Sebagian besar masyarakat memilih menyekolahkan anaknya di sekolah ini, selain karena dekat dan gratis, sekolah tersebut juga menerapkan praktik belajar secara langsung di alam.

Pasalnya, sebagian besar masyarakat di sekitar lereng Gunung Slamet bagian selatan bekerja sebagai petani.

“Orang tua di Desa Gununglurah dan Sambirata ini rata-rata petani dan berkebun di hutan. MTs Pakis masih diberi kepercayaan untuk melayani. Bagi siswa baru untuk tiga tahun ke depan, ya, tidak ada biaya,” jelasnya.

 

Siswa Belajar Keterampilan Hidup

Menarikhya, selain belajar materi sekolah yang sesuai dengan kurikulum, siswa di sekolah ini juga dibekali dengan keterampilan hidup.

“Kita kurikulum sama, serta menjadi sekolah ramah lingkungan dan satwa liar, lantaran anak-anak hidup di pinggir hutan persis. Kita belajar menanam aren, tanaman konservasi, dan lainnya,” ungkap Isrodin.

Secara terperinci, siswa juga akan mempelajari pertanian, peternakan, hingga memotret keanekaragaman hayati. Harapannya, para siswa dapat menggali potensi ekonomi yang ada di desanya, sehingga dapat meningkatkan taraf hidup warga setempat.

“Anak desa harus bisa menghadapi perkembangan zaman, tapi tidak menghilangkan kedesaannya,” pesan Isrodin kepada para wali murid.

(Orang tua murid di MTS Pakis. Foto: Kompas.com/Fadlan Mukhtar Zain)

 

Merintis Usaha Bersama Warga

MTs Pakis dikelola secara swadaya oleh para relawan yang kebanyakan merupakan mahasiswa dari perguruan tinggi di Purwokerto untuk mengajar, bahkan kadang ada alumni yang sudah lulus masih mengajar dan menjadi relawan.

Untuk menutup biaya operasional, relawan yang menjadi pengelola sekolah beserta para siswa dan warga setempat merintis beberapa unit usaha.

“Kami memberlakukan belajar produktif, hampir tiga tahun ini kami memproduksi olahan kopi robusta yang banyak tumbuh di sekitar hutan,” lanjut Isrodin.

Dalam waktu dekat, pihaknya juga akan menjalin kerja sama dengan Perhutani untuk menggarap lahan menjadi kebun kopi.

“Ada wilayah hutan yang akan dijadikan demplot tanaman kopi, sebagai upaya pengembangan ekonomi berbasis agroforestry,” jelas Isrodin.

Tak hanya itu, sekolah ini juga mengembangkan paket wisata edukasi dengan memanfaatkan Telaga Kumpe di dekat sekolah sebagai salah satu destinasinya.

“Kami ada paket wisata edukasi, disinergikan dengan Telaga Kumpe, yaitu tempat wisata di bawah Perhutani.

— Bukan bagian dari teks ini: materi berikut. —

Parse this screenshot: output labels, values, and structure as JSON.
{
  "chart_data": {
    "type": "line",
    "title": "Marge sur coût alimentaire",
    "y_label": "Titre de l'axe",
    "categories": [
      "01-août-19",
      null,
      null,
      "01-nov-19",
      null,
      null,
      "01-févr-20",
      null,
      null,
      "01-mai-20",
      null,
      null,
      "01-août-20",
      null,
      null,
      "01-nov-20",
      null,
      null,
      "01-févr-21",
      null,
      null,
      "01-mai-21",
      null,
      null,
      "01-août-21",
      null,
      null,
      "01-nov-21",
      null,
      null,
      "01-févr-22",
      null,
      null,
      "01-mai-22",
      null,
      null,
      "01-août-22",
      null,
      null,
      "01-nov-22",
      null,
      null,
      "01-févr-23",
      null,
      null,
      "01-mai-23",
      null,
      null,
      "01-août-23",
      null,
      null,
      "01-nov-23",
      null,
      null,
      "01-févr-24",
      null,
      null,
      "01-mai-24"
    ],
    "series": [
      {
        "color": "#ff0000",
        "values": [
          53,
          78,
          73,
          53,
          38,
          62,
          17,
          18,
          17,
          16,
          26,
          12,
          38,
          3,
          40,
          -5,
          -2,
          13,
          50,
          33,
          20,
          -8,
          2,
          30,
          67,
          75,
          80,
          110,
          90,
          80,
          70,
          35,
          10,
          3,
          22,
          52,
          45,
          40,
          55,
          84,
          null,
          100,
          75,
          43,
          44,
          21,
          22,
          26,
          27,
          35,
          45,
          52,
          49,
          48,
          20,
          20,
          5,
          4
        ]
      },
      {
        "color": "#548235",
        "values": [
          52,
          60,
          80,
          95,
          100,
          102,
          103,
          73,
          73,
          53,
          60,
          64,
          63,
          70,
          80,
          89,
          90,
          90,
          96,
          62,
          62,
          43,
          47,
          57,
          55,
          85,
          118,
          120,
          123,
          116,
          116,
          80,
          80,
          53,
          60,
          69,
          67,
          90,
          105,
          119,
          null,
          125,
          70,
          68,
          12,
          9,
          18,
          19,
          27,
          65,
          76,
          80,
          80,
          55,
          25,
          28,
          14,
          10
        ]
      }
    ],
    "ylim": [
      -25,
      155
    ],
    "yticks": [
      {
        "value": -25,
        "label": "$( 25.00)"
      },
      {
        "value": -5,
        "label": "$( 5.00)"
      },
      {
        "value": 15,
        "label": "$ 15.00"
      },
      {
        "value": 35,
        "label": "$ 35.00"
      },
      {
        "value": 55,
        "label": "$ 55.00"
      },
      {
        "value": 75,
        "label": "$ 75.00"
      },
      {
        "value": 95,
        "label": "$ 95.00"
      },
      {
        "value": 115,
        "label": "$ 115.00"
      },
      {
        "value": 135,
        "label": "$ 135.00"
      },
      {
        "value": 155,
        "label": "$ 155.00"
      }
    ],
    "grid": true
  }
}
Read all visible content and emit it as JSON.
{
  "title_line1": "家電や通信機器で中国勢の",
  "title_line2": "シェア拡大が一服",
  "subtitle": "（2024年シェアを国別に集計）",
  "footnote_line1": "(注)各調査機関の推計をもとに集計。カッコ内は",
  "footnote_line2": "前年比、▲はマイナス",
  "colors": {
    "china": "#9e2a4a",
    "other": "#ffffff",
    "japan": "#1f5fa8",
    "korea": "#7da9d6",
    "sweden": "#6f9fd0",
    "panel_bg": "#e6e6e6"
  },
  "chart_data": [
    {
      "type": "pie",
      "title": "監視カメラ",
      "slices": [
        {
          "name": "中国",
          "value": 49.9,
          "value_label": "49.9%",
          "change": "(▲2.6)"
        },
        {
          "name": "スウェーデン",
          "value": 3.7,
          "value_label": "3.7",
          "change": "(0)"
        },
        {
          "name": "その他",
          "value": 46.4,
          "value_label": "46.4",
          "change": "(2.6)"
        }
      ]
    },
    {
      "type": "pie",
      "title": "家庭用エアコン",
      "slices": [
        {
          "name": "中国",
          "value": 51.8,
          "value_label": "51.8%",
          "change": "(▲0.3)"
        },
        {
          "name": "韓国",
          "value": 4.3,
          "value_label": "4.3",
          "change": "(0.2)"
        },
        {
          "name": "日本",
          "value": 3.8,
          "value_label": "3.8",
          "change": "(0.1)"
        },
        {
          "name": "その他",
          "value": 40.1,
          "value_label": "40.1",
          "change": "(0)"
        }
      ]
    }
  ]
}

Kami akan memproduksi gula aren bersama warga. Kami sudah menanam cukup banyak, tahun ini sudah mulai bisa disadap untuk dijadikan gula aren,” tutup Isrodin.

Untuk menopang kegiatan produktif ini, sekolah juga mendatangkan relawan yang ahli di bidangnya masing-masing untuk memberikan pendampingan. Saat ini total ada sekitar 50-an siswa yang bersekolah di situ. Mereka terdiri atas siswa MTs dan program Paket C.